Secretary of State Madison presided over one of the most significant diplomatic negotiations in US history—the Louisiana Purchase. The French dictator, Napoleon Bonaparte, had recently acquired the territory from Spain, and Madison feared that the powerful French would make dangerous neighbors. Soon after the acquisition, however, Napoleon abandoned his hope of recreating a French empire in the Americas. He sold the territory to the United States for $15 million in 1803. Having doubled the size of the United States through diplomacy rather than war, Madison and Jefferson believed that the purchase vindicated their governing philosophy.

The war in Europe made Madison’s position precarious. France and Britain tried to destroy each other’s economy, harming the trade of neutral nations such as the United States. Madison complained about both nations but considered Britain the greater offender due to impressment—the practice of stopping US ships to conscript British sailors into the Royal Navy. Madison considered the practice a violation of US sovereignty, especially because press gangs often conscripted US citizens based on thin evidence that they were British subjects.

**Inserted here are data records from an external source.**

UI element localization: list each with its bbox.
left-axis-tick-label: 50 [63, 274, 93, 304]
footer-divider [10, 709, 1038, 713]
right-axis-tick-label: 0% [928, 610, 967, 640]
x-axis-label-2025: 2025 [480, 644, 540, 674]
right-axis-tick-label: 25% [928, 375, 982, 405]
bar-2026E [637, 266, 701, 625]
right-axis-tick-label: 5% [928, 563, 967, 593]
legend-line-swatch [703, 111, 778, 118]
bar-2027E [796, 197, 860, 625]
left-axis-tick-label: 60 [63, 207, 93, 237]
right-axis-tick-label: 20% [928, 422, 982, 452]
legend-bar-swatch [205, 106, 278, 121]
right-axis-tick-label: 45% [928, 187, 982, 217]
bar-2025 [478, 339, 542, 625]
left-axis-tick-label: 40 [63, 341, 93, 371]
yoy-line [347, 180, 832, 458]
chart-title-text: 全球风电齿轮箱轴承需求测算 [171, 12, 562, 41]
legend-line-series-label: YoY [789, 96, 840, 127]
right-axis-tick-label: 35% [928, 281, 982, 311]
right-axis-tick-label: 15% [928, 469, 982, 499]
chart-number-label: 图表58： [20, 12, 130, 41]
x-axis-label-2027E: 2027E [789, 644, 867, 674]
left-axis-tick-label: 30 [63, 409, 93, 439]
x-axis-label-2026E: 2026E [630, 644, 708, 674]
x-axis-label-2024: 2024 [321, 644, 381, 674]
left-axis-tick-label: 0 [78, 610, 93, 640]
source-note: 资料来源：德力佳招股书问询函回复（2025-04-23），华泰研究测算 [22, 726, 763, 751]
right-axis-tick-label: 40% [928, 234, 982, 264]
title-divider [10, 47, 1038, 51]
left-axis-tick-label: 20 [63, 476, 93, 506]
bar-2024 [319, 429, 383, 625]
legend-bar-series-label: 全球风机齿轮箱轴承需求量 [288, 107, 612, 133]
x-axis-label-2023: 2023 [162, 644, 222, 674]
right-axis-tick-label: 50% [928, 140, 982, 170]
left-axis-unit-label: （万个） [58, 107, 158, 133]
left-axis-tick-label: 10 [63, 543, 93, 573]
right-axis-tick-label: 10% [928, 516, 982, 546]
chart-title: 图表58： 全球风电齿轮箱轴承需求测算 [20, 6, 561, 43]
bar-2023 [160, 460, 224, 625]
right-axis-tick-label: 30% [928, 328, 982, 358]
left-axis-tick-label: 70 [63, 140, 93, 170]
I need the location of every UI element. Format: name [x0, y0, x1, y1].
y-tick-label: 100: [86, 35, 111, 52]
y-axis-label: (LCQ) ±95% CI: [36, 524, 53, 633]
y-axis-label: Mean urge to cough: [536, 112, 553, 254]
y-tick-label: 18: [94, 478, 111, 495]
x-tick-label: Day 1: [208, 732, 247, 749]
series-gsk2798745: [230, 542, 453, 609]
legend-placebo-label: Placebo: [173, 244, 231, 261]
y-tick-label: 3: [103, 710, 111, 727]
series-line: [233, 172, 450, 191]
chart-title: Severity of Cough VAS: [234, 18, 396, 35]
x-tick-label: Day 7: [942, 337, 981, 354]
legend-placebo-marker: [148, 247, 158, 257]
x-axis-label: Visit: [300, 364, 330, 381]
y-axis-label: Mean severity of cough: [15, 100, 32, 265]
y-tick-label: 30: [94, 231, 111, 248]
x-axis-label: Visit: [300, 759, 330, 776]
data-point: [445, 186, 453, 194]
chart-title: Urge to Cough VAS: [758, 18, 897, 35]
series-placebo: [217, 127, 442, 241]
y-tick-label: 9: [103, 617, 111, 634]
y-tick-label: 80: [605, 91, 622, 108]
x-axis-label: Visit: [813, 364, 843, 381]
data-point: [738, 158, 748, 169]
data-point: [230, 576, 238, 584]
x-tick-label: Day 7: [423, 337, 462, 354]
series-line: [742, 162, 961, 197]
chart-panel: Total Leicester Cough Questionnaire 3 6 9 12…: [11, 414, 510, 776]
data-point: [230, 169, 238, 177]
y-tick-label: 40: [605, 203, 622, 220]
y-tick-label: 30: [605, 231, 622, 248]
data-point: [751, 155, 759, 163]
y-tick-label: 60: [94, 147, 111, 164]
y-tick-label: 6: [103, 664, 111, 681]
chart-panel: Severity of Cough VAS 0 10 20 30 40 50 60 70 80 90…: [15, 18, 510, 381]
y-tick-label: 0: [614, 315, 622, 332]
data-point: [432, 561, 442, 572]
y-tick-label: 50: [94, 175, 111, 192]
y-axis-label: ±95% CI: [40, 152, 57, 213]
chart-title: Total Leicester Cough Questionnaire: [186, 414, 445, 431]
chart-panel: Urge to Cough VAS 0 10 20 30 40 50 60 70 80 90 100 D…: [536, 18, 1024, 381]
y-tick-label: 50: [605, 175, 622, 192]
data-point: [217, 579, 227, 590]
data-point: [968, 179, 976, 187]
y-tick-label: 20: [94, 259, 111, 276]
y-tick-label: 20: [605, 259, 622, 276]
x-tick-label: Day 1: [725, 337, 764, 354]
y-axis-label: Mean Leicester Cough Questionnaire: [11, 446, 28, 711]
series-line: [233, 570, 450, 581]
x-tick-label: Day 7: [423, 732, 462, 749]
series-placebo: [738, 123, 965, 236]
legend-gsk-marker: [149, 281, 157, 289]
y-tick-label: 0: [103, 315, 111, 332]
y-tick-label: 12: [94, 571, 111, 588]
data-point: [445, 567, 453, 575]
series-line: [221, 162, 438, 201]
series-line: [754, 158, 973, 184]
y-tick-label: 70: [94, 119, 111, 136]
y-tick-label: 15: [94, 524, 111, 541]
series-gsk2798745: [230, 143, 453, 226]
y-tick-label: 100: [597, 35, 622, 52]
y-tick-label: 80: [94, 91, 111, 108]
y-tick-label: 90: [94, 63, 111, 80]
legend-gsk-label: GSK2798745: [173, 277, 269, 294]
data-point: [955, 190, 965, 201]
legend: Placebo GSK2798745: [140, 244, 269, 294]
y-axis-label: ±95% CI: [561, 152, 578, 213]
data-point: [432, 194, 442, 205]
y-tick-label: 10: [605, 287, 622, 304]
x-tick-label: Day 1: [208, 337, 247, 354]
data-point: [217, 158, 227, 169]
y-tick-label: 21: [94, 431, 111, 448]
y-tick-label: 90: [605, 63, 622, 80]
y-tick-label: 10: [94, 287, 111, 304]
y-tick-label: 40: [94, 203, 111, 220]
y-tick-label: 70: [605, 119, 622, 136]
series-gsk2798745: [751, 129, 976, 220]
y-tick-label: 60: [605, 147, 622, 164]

To force the European powers to respect US neutrality and sovereignty, Madison championed the Embargo Act of 1807, a blanket prohibition on foreign trade. Madison believed the measure would harm the European economy and compel the belligerents to honor US neutrality. Roundly considered one of the worst policy blunders in US history, the Embargo hurt the US economy far more than economies in Europe and only succeeded in infuriating Madison’s Federalist critics during the election of 1808. Indeed, some British agents hoped the embargo would continue long enough to keep Madison out of the presidency and favor the more British-friendly Federalists. Though such hopes went unfulfilled, the unpopular policy did complicate Madison’s presidential aspirations in 1808.